Símbolos no papiro. Só faltava isso para deixar a situação muito mais tensa para o Mensageiro, porque ele não sabia o que esperar. Não tinha ideia do que poderia estar contido ali e, por este motivo, desenrolou o papiro o mais vagarosamente possível.

— Vejamos... Negrito, sublinhado e itálico? — O semblante de Ângelo era indescritível. Uma mistura de surpresa, curiosidade e um baita susto. — O que, diabos, é isso? Eu digitei em um papiro?

— O que significa tudo isso? Digas o que está escrito, irmão — pediu o Mestre, não querendo demonstrar que também estava bastante curioso. 

— Pois então, como eu começo a explicar? — refletiu por um momento, pensando em como deveria contar de onde veio aquele trecho. Se fosse explicar que as frases vieram da Bíblia, iria demorar muito tempo narrando o que era, exatamente, a própria Bíblia, pois certamente o Mestre teria muitas perguntas a fazer. Portanto, Ângelo optou por apenas ler o que estava escrito e, caso o Mestre perguntasse o que significava, inventaria alguma desculpa para não perder muito tempo. Era uma escolha um pouco cruel enrolar o Mestre, mas não podia desperdiçar seus minutos preciosos com aquele objeto que, para começo de conversa, nem deveria estar ali. — Enfim, vou apenas ler pra você...

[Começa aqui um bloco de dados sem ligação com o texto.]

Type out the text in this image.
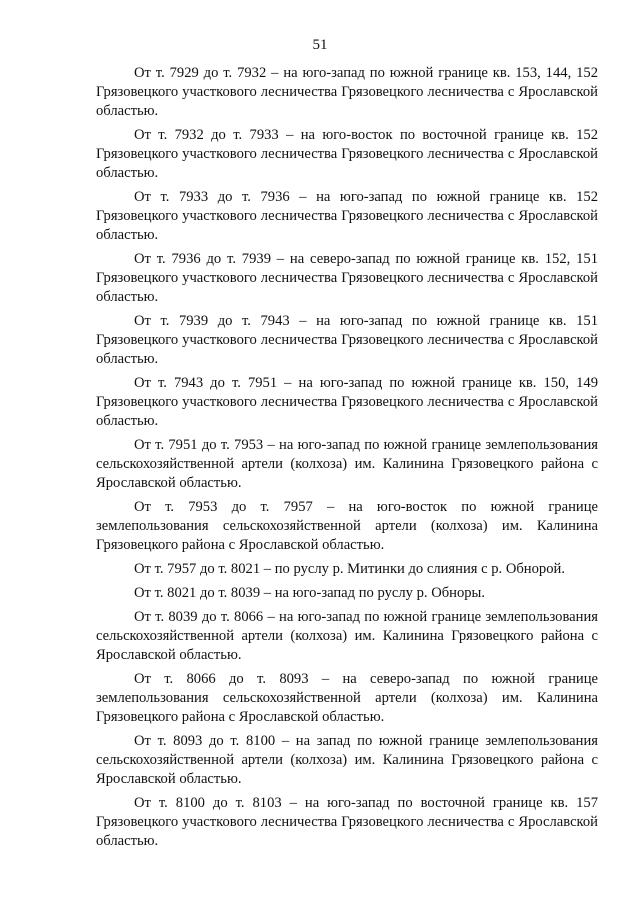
51

От т. 7929 до т. 7932 – на юго-запад по южной границе кв. 153, 144, 152 Грязовецкого участкового лесничества Грязовецкого лесничества с Ярославской областью.

От т. 7932 до т. 7933 – на юго-восток по восточной границе кв. 152 Грязовецкого участкового лесничества Грязовецкого лесничества с Ярославской областью.

От т. 7933 до т. 7936 – на юго-запад по южной границе кв. 152 Грязовецкого участкового лесничества Грязовецкого лесничества с Ярославской областью.

От т. 7936 до т. 7939 – на северо-запад по южной границе кв. 152, 151 Грязовецкого участкового лесничества Грязовецкого лесничества с Ярославской областью.

От т. 7939 до т. 7943 – на юго-запад по южной границе кв. 151 Грязовецкого участкового лесничества Грязовецкого лесничества с Ярославской областью.

От т. 7943 до т. 7951 – на юго-запад по южной границе кв. 150, 149 Грязовецкого участкового лесничества Грязовецкого лесничества с Ярославской областью.

От т. 7951 до т. 7953 – на юго-запад по южной границе землепользования сельскохозяйственной артели (колхоза) им. Калинина Грязовецкого района с Ярославской областью.

От т. 7953 до т. 7957 – на юго-восток по южной границе землепользования сельскохозяйственной артели (колхоза) им. Калинина Грязовецкого района с Ярославской областью.

От т. 7957 до т. 8021 – по руслу р. Митинки до слияния с р. Обнорой.

От т. 8021 до т. 8039 – на юго-запад по руслу р. Обноры.

От т. 8039 до т. 8066 – на юго-запад по южной границе землепользования сельскохозяйственной артели (колхоза) им. Калинина Грязовецкого района с Ярославской областью.

От т. 8066 до т. 8093 – на северо-запад по южной границе землепользования сельскохозяйственной артели (колхоза) им. Калинина Грязовецкого района с Ярославской областью.

От т. 8093 до т. 8100 – на запад по южной границе землепользования сельскохозяйственной артели (колхоза) им. Калинина Грязовецкого района с Ярославской областью.

От т. 8100 до т. 8103 – на юго-запад по восточной границе кв. 157 Грязовецкого участкового лесничества Грязовецкого лесничества с Ярославской областью.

“E Jesus, entrando no templo, começou a expulsar os que vendiam e compravam no templo; e derrubou as mesas dos cambiadores e as cadeiras dos que vendiam pombas.

E não consentia que alguém levasse algum vaso pelo templo.

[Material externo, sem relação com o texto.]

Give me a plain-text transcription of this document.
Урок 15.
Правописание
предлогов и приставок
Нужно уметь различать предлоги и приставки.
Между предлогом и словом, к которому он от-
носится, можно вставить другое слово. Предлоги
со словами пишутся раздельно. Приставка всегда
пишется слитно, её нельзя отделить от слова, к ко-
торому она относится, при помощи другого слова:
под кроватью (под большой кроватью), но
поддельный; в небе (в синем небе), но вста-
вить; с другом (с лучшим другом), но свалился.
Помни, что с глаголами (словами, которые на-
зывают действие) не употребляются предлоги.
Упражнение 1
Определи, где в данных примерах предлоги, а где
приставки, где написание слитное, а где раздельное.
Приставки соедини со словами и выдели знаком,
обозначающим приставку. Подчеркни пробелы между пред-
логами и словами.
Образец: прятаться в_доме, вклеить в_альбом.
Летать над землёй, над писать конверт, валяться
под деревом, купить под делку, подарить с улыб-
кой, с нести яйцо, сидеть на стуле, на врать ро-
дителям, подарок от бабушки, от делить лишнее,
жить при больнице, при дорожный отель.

E os ensinava, dizendo: Não está escrito: a minha casa será chamada, por todas as nações, casa de oração? Mas vós a tendes feito covil de ladrões.

E os escribas e príncipes dos sacerdotes, tendo ouvido isto, buscavam ocasião para o matar; pois eles o temiam...” (Marcos 11:15-18)

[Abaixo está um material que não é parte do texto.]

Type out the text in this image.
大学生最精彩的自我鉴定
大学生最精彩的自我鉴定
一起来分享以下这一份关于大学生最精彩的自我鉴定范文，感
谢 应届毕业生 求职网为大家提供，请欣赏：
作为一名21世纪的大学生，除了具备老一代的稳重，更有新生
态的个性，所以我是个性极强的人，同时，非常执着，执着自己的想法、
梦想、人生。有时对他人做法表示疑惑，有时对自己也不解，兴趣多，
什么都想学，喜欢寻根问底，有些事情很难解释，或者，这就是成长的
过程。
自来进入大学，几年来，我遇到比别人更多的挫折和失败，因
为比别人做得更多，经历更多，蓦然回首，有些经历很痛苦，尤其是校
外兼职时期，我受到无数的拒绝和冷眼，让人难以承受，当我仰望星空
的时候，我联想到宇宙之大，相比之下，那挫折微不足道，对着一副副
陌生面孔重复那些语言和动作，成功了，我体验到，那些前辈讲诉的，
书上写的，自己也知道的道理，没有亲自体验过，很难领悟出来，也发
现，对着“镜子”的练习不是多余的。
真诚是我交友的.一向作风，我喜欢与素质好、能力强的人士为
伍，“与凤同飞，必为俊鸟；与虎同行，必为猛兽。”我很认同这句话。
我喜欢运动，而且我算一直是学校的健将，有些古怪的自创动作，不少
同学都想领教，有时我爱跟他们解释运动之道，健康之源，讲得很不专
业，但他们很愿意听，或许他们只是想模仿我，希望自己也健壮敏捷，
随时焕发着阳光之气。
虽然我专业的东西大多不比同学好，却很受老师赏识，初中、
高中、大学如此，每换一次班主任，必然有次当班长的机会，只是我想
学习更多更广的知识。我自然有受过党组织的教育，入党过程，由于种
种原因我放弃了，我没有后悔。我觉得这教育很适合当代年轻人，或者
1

Após terminar a leitura do trecho, um silêncio mórbido pairou entre os dois, deixando no ar as palavras ditas pelo Mensageiro como se fossem uma espécie de profecia. O Mestre sequer se movia, apenas ficou parado ao lado de Ângelo, observando fixamente o papiro, como se estivesse esperando que suas fibras lhe dissessem o significado daquele texto. 

— Que bonito, né? — disse Ângelo, quebrando o silêncio, que já estava começando a incomodá-lo. — Por que eu não coloquei em rosinha, pra deixar mais fofo?

— Como assim, irmão? — perguntou o Mestre, tirando os olhos do papiro depois de um longo tempo. — Por que eu estou sendo citado neste texto?